One notorious tradition is the annual Scavenger Hunt, a multi-day event in which large teams compete to obtain all the items on a list. Created in 1987, each year has also involved a lengthy road trip to find many of these items in obscure parts of the United States, involving treks as far as New Jersey, or as mind-bogglingly obtuse as Zion, Illinois (where students had to "flip the switch at the last city of man," a reference to the city of Zion in The Matrix).
Students by the Kent Chemical Laboratory
A famous former campus tradition was the Sleepout, which took place each spring on the weekend before the opening of registration for the next year's classes. The tradition began when students wishing to get into the most popular courses would sleep out on the quads in order to be first in line. Eventually, the queueing was organized with a lottery for places in line taking place 24 hours in advance of registration. Under the presidency of Hugo Sonnenschein, Sleepout was ended in 1993. In 1997 course registration was changed to use an Internet-based system.

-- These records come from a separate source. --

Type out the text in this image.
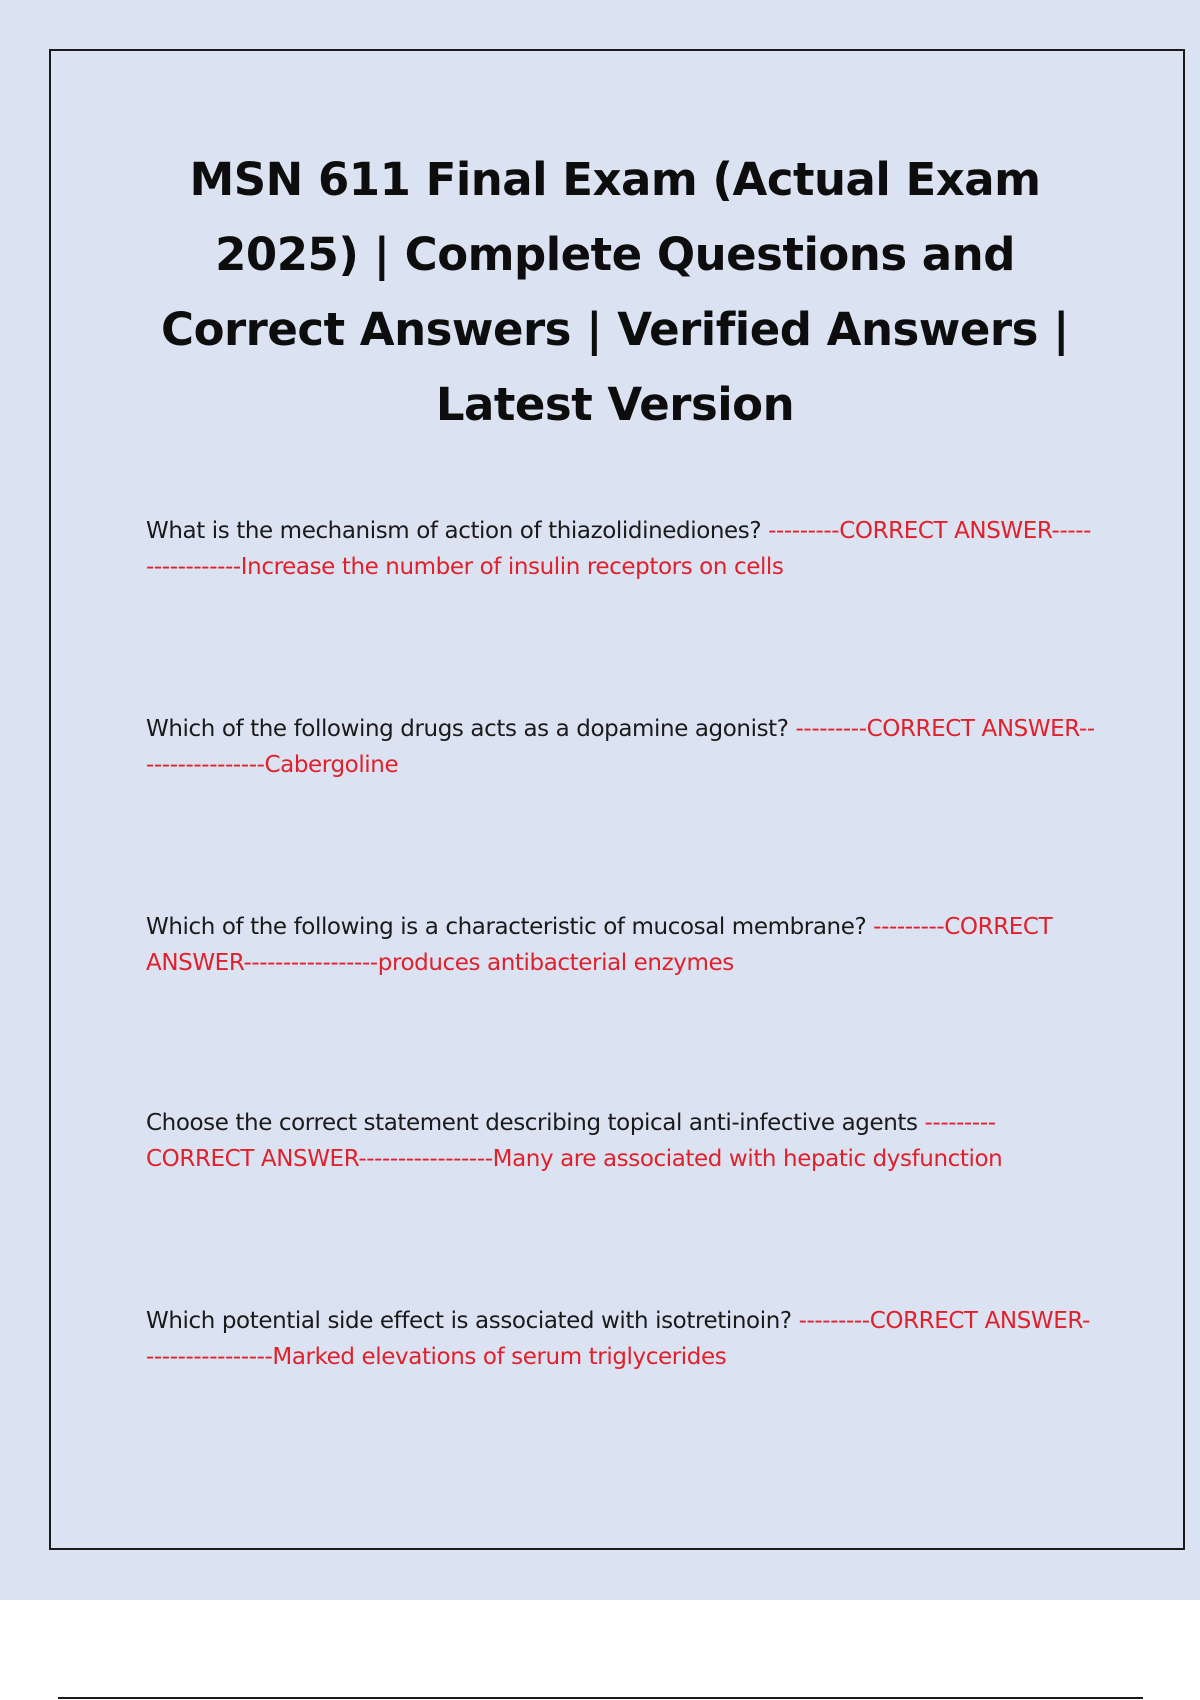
MSN 611 Final Exam (Actual Exam 2025) | Complete Questions and Correct Answers | Verified Answers | Latest Version

What is the mechanism of action of thiazolidinediones? ---------CORRECT ANSWER-----------------Increase the number of insulin receptors on cells

Which of the following drugs acts as a dopamine agonist? ---------CORRECT ANSWER-----------------Cabergoline

Which of the following is a characteristic of mucosal membrane? ---------CORRECT ANSWER-----------------produces antibacterial enzymes

Choose the correct statement describing topical anti-infective agents --------- CORRECT ANSWER-----------------Many are associated with hepatic dysfunction

Which potential side effect is associated with isotretinoin? ---------CORRECT ANSWER-----------------Marked elevations of serum triglycerides
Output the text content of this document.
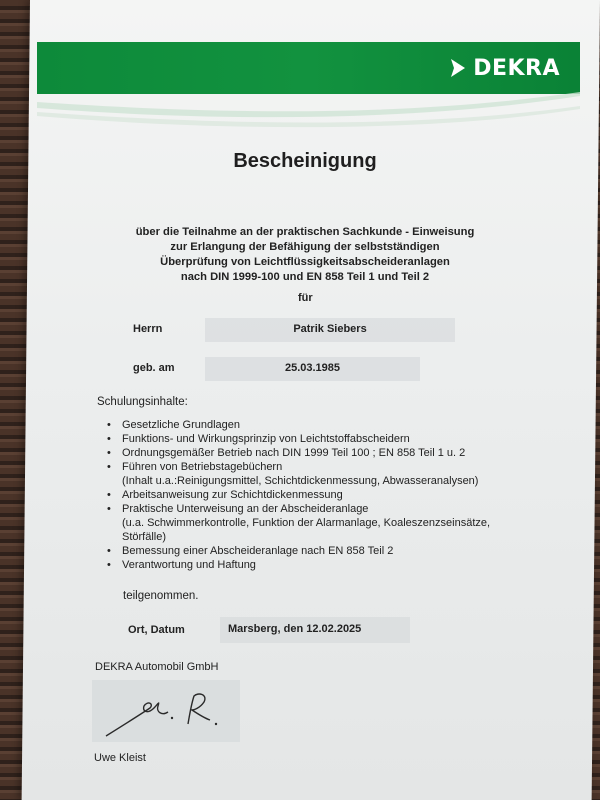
DEKRA
Bescheinigung
über die Teilnahme an der praktischen Sachkunde - Einweisung
zur Erlangung der Befähigung der selbstständigen
Überprüfung von Leichtflüssigkeitsabscheideranlagen
nach DIN 1999-100 und EN 858 Teil 1 und Teil 2
für
Herrn	Patrik Siebers
geb. am	25.03.1985
Schulungsinhalte:
• Gesetzliche Grundlagen
• Funktions- und Wirkungsprinzip von Leichtstoffabscheidern
• Ordnungsgemäßer Betrieb nach DIN 1999 Teil 100 ; EN 858 Teil 1 u. 2
• Führen von Betriebstagebüchern
(Inhalt u.a.:Reinigungsmittel, Schichtdickenmessung, Abwasseranalysen)
• Arbeitsanweisung zur Schichtdickenmessung
• Praktische Unterweisung an der Abscheideranlage
(u.a. Schwimmerkontrolle, Funktion der Alarmanlage, Koaleszenzseinsätze,
Störfälle)
• Bemessung einer Abscheideranlage nach EN 858 Teil 2
• Verantwortung und Haftung
teilgenommen.
Ort, Datum	Marsberg, den 12.02.2025
DEKRA Automobil GmbH
Uwe Kleist
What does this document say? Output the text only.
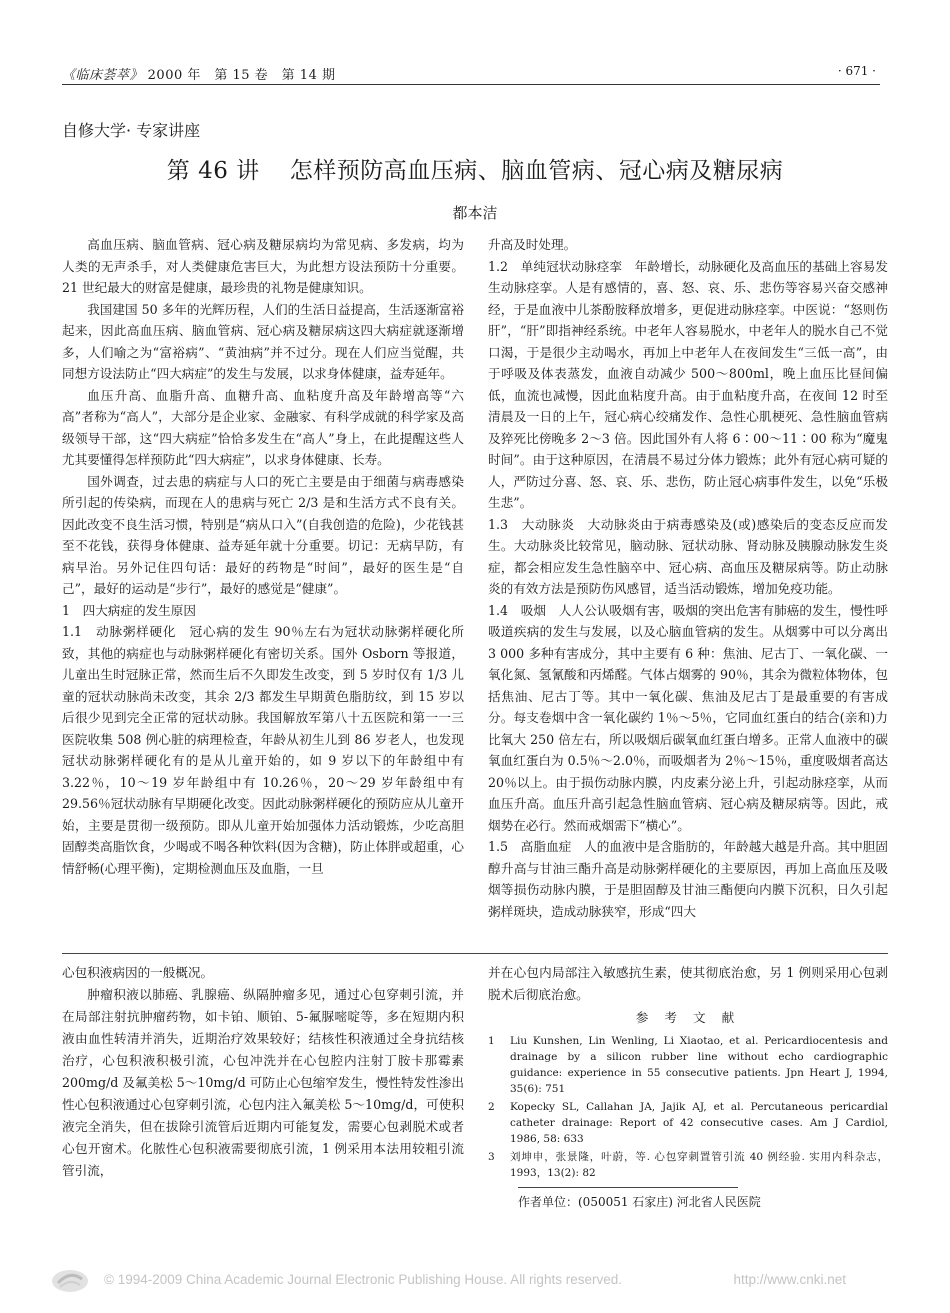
《临床荟萃》 2000 年　第 15 卷　第 14 期	· 671 ·
自修大学· 专家讲座
第 46 讲 怎样预防高血压病、脑血管病、冠心病及糖尿病
都本洁

高血压病、脑血管病、冠心病及糖尿病均为常见病、多发病，均为人类的无声杀手，对人类健康危害巨大，为此想方设法预防十分重要。21 世纪最大的财富是健康，最珍贵的礼物是健康知识。

我国建国 50 多年的光辉历程，人们的生活日益提高，生活逐渐富裕起来，因此高血压病、脑血管病、冠心病及糖尿病这四大病症就逐渐增多，人们喻之为“富裕病”、“黄油病”并不过分。现在人们应当觉醒，共同想方设法防止“四大病症”的发生与发展，以求身体健康，益寿延年。

血压升高、血脂升高、血糖升高、血粘度升高及年龄增高等“六高”者称为“高人”，大部分是企业家、金融家、有科学成就的科学家及高级领导干部，这“四大病症”恰恰多发生在“高人”身上，在此提醒这些人尤其要懂得怎样预防此“四大病症”，以求身体健康、长寿。

国外调查，过去患的病症与人口的死亡主要是由于细菌与病毒感染所引起的传染病，而现在人的患病与死亡 2/3 是和生活方式不良有关。因此改变不良生活习惯，特别是“病从口入”(自我创造的危险)，少花钱甚至不花钱，获得身体健康、益寿延年就十分重要。切记：无病早防，有病早治。另外记住四句话：最好的药物是“时间”，最好的医生是“自己”，最好的运动是“步行”，最好的感觉是“健康”。

1　四大病症的发生原因

1.1　动脉粥样硬化　冠心病的发生 90％左右为冠状动脉粥样硬化所致，其他的病症也与动脉粥样硬化有密切关系。国外 Osborn 等报道，儿童出生时冠脉正常，然而生后不久即发生改变，到 5 岁时仅有 1/3 儿童的冠状动脉尚未改变，其余 2/3 都发生早期黄色脂肪纹，到 15 岁以后很少见到完全正常的冠状动脉。我国解放军第八十五医院和第一一三医院收集 508 例心脏的病理检查，年龄从初生儿到 86 岁老人，也发现冠状动脉粥样硬化有的是从儿童开始的，如 9 岁以下的年龄组中有 3.22％，10～19 岁年龄组中有 10.26％，20～29 岁年龄组中有 29.56％冠状动脉有早期硬化改变。因此动脉粥样硬化的预防应从儿童开始，主要是贯彻一级预防。即从儿童开始加强体力活动锻炼，少吃高胆固醇类高脂饮食，少喝或不喝各种饮料(因为含糖)，防止体胖或超重，心情舒畅(心理平衡)，定期检测血压及血脂，一旦

升高及时处理。

1.2　单纯冠状动脉痉挛　年龄增长，动脉硬化及高血压的基础上容易发生动脉痉挛。人是有感情的，喜、怒、哀、乐、悲伤等容易兴奋交感神经，于是血液中儿茶酚胺释放增多，更促进动脉痉挛。中医说：“怒则伤肝”，“肝”即指神经系统。中老年人容易脱水，中老年人的脱水自己不觉口渴，于是很少主动喝水，再加上中老年人在夜间发生“三低一高”，由于呼吸及体表蒸发，血液自动减少 500～800ml，晚上血压比昼间偏低，血流也减慢，因此血粘度升高。由于血粘度升高，在夜间 12 时至清晨及一日的上午，冠心病心绞痛发作、急性心肌梗死、急性脑血管病及猝死比傍晚多 2～3 倍。因此国外有人将 6∶00～11∶00 称为“魔鬼时间”。由于这种原因，在清晨不易过分体力锻炼；此外有冠心病可疑的人，严防过分喜、怒、哀、乐、悲伤，防止冠心病事件发生，以免“乐极生悲”。

1.3　大动脉炎　大动脉炎由于病毒感染及(或)感染后的变态反应而发生。大动脉炎比较常见，脑动脉、冠状动脉、肾动脉及胰腺动脉发生炎症，都会相应发生急性脑卒中、冠心病、高血压及糖尿病等。防止动脉炎的有效方法是预防伤风感冒，适当活动锻炼，增加免疫功能。

1.4　吸烟　人人公认吸烟有害，吸烟的突出危害有肺癌的发生，慢性呼吸道疾病的发生与发展，以及心脑血管病的发生。从烟雾中可以分离出 3 000 多种有害成分，其中主要有 6 种：焦油、尼古丁、一氧化碳、一氧化氮、氢氰酸和丙烯醛。气体占烟雾的 90％，其余为微粒体物体，包括焦油、尼古丁等。其中一氧化碳、焦油及尼古丁是最重要的有害成分。每支卷烟中含一氧化碳约 1％～5％，它同血红蛋白的结合(亲和)力比氧大 250 倍左右，所以吸烟后碳氧血红蛋白增多。正常人血液中的碳氧血红蛋白为 0.5％～2.0％，而吸烟者为 2％～15％，重度吸烟者高达 20％以上。由于损伤动脉内膜，内皮素分泌上升，引起动脉痉挛，从而血压升高。血压升高引起急性脑血管病、冠心病及糖尿病等。因此，戒烟势在必行。然而戒烟需下“横心”。

1.5　高脂血症　人的血液中是含脂肪的，年龄越大越是升高。其中胆固醇升高与甘油三酯升高是动脉粥样硬化的主要原因，再加上高血压及吸烟等损伤动脉内膜，于是胆固醇及甘油三酯便向内膜下沉积，日久引起粥样斑块，造成动脉狭窄，形成“四大

心包积液病因的一般概况。

肿瘤积液以肺癌、乳腺癌、纵隔肿瘤多见，通过心包穿刺引流，并在局部注射抗肿瘤药物，如卡铂、顺铂、5-氟脲嘧啶等，多在短期内积液由血性转清并消失，近期治疗效果较好；结核性积液通过全身抗结核治疗，心包积液积极引流，心包冲洗并在心包腔内注射丁胺卡那霉素 200mg/d 及氟美松 5～10mg/d 可防止心包缩窄发生，慢性特发性渗出性心包积液通过心包穿刺引流，心包内注入氟美松 5～10mg/d，可使积液完全消失，但在拔除引流管后近期内可能复发，需要心包剥脱术或者心包开窗术。化脓性心包积液需要彻底引流，1 例采用本法用较粗引流管引流，

并在心包内局部注入敏感抗生素，使其彻底治愈，另 1 例则采用心包剥脱术后彻底治愈。

参 考 文 献
1 Liu Kunshen, Lin Wenling, Li Xiaotao, et al. Pericardiocentesis and drainage by a silicon rubber line without echo cardiographic guidance: experience in 55 consecutive patients. Jpn Heart J, 1994, 35(6): 751
2 Kopecky SL, Callahan JA, Jajik AJ, et al. Percutaneous pericardial catheter drainage: Report of 42 consecutive cases. Am J Cardiol, 1986, 58: 633
3 刘坤申，张景隆，叶蔚，等. 心包穿刺置管引流 40 例经验. 实用内科杂志，1993，13(2): 82
作者单位：(050051 石家庄) 河北省人民医院
© 1994-2009 China Academic Journal Electronic Publishing House. All rights reserved.	http://www.cnki.net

The campus paper is the Chicago Maroon, founded in 1892, the same year as the university. It is published every Tuesday and Friday. Notable extracurricular groups include the University of Chicago College Bowl Team, which has garnered 118 tournament wins and 15 national championships - leading both categories internationally, and the Model United Nations team, which is the reigning Model UN "triple crown" winner. The Mock Trial and Parliamentary Debate teams have also fared well at the national level in recent years. WHPK is the student-run community radio station of the university.
Popular among students are University of Chicago t-shirts bearing various self-deprecatory sayings, including: "Where fun comes to die"; "Where the end of the world began!" (with appropriate mushroom cloud picture); "The level of hell that Dante forgot"; ": Where the squirrels are more aggressive than the guys"; "Where the squirrels are cuter than the girls"; and "Our Ivory Tower is bigger than yours." [7]
References
- ^ The Law School ranks 6th (U.S. News & World Report: America's Best Graduate Schools 2006) [8] and 1st [9](Leiter). The School of Social Service Administration ranks 3rd (U.S. News and World Report)[10] and 1st (Gourman Report)[11]. The Pritzker School of Medicine ranks 19th among research-based medical schools (U.S. News & World Report) [12] and the Irving B. Harris Graduate School of Public Policy Studies ranks 17th (U.S. News and World Report)[13]. The Divinity School ranks second according to the National Research Council [14].
Notes
The University of Chicago is the successor institution to the former Baptist College of the same name, now known to posterity as the Old University of Chicago.
The University of Chicago is sometimes confused with the University of Illinois at Chicago, a public university.